Low-Level API
These functions allow direct manipulation of the PDF object graph.
Object Access
get_object(doc: Doc, iref)
Resolves an indirect reference to its actual object data.
iref: Represented as a complex number in Python (e.g.,1jrepresents Object 1,2 + 3jrepresents Object 3 Generation 2).
trailer(doc: Doc) -> dict
Returns the Trailer dictionary of the document. This is the entry point for finding the Root catalog.
catalog(doc: Doc) -> tuple
Returns the Root Catalog dictionary and its reference.
Object Modification
update_object(doc: Doc, obj_num: int, new_obj) -> Doc
Updates an existing object in the document. This creates a new revision where the object at obj_num is replaced by new_obj.
add_object(doc: Doc, new_obj) -> tuple[Doc, complex]

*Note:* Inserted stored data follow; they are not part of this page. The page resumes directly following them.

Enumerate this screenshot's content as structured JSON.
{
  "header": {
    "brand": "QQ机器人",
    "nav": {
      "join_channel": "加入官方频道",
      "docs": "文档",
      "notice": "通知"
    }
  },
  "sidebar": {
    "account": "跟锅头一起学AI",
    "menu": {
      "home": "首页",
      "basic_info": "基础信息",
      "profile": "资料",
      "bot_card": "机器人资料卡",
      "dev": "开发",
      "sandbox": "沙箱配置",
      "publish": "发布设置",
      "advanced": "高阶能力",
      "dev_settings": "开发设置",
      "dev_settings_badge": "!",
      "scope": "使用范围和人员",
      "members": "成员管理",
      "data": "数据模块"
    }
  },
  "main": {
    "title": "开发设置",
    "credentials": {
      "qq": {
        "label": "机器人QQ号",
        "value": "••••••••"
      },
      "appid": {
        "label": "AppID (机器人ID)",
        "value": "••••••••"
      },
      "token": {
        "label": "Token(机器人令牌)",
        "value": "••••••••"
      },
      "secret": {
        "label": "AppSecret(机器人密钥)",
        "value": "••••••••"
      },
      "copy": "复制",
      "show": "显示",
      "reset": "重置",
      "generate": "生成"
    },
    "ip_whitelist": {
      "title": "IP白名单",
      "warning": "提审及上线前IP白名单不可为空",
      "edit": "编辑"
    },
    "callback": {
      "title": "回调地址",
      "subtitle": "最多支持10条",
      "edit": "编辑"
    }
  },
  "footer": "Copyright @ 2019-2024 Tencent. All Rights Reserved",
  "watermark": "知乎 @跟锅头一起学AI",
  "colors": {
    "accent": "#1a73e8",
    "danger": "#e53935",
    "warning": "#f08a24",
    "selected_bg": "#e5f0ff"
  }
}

Adds a completely new object to the document. Returns the new document and the reference (iref) of the newly created object.
Page Tree
flat_page_tree(doc: Doc) -> list
Traverses the internal page tree (which can be nested) and returns a flat list of page references and their inherited attributes (like Resources or MediaBox).
pages(doc: Doc) -> list
Returns a list of Page dictionaries with all inherited attributes resolved/merged.
Revision Management
rewind(doc: Doc) -> Doc
Reverts the document to the previous revision (undoing the last incremental update).
squash(doc: Doc) -> Doc
Consolidates all incremental updates into a single revision 0. This is useful for cleaning up a file with a long history of edits.